Dibangun Oktober, Tembok Penahan Tebing Rp 1,6 M di Sumut Sudah Ambruk

0
1
Foto: Tembok penahan tebing yang dibangun Oktober 2021 di Labuhanbatu roboh (dok. Istimewa)
Dijual Rumah

Labuhanbatu, buktipers.com – Tembok penahan tebing di sisi jembatan Aek Katia di Kecamatan Bilah Barat, Labuhanbatu, Sumatera Utara (Sumut) ambruk. Padahal, proyek Rp 1,6 miliar itu baru dibangun Oktober 2021.

“Kita juga belum tahu apa sebabnya. Tapi karena itu belum BA (pembuatan berita acara untuk pembayaran proyek), jadi itu masih tanggung jawab pemborongnya (pelaksana proyek),” kata Plt Kadis Kominfo Labuhanbatu, Rajid Yuliawan, ketika dimintai konfirmasi, Sabtu (20/11/2021).

Rajid mengatakan kerugian akibat runtuhnya tembok tersebut sepenuhnya ditanggung pelaksana proyek. Dia mengatakan pelaksana proyek harus membangun ulang tembok tersebut sesuai kontrak.

“Sedari awal itukan harusnya memang diawasi. Ada pengawas proyeknya. Nah kita tidak tahu bagaimana pengawas itu di sini. Kalau mereka tidak mengerjakan pekerjaannya sesuai aturan, itu nantinya tentu akan diperiksa atasannya,” ujar Rajid.

Tembok penahan tebing yang dibangun Oktober 2021 di Labuhanbatu roboh (dok. Istimewa)

Tampak tembok penahan tebing tersebut roboh ke sungai. Sebagian ruas jalan juga rusak karena tanah yang ditahan tembok tersebut longsor ke sungai.

Selain itu, tampak nama perusahaan yang mengerjakan proyek tertera di papan nama proyek. Ada juga nilai kontrak serta jadwal pelaksanaan proyek yang tertera di dalam papan tersebut.

“Nilai kontrak Rp 1.673.000.000 (Rp 1,6 miliar). Sumber dana APBD TA 2021/tanggap darurat. Jadwal pelaksana mulai Oktober 2021 selesai Desember 2021,” demikian isi papan nama proyek tersebut.

Salah satu warga, Muksin Pohan, mengatakan warga telah mengingatkan pelaksana proyek soal kemungkinan robohnya tembok tersebut. Dia menduga proyek itu dikerjakan asal-asalan.

Tembok penahan tebing yang dibangun Oktober 2021 di Labuhanbatu roboh (dok. Istimewa)

“Seharusnya kalau cara ngecornya betul, tapi campurannya tidak sesuai, maka dinding itu akan retak saja, tidak sampai roboh. Tidak seperti ini,” jelasnya.

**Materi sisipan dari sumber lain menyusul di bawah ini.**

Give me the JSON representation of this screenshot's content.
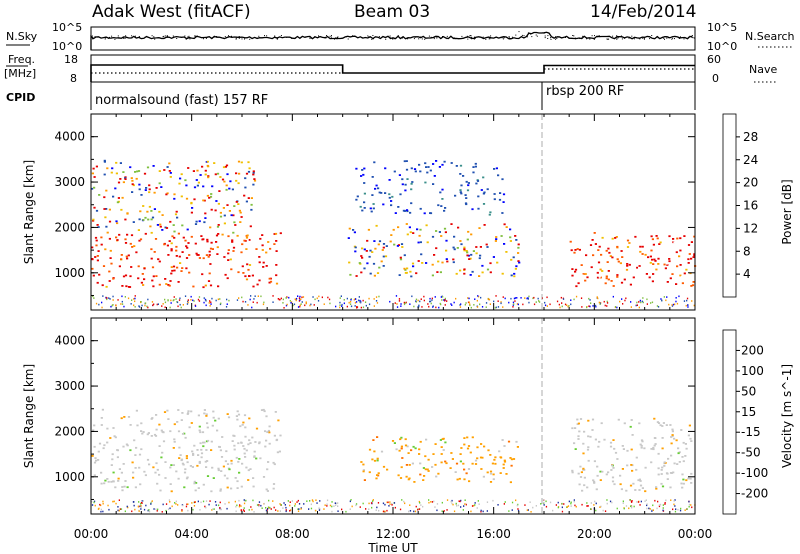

Dia mengatakan tembok tersebut roboh pada Senin (15/11) sore. Dia menyebut saat itu cuaca sedang cerah dan tidak ada hujan yang mengguyur daerah itu.

“Runtuhnya hari Senin tanggal 15 November 2021, jam 04.00 WIB sore. Saya lihat itu. Cuaca cerah, bukan karena hujan. Nggak ada hujan hari itu,” ujarnya.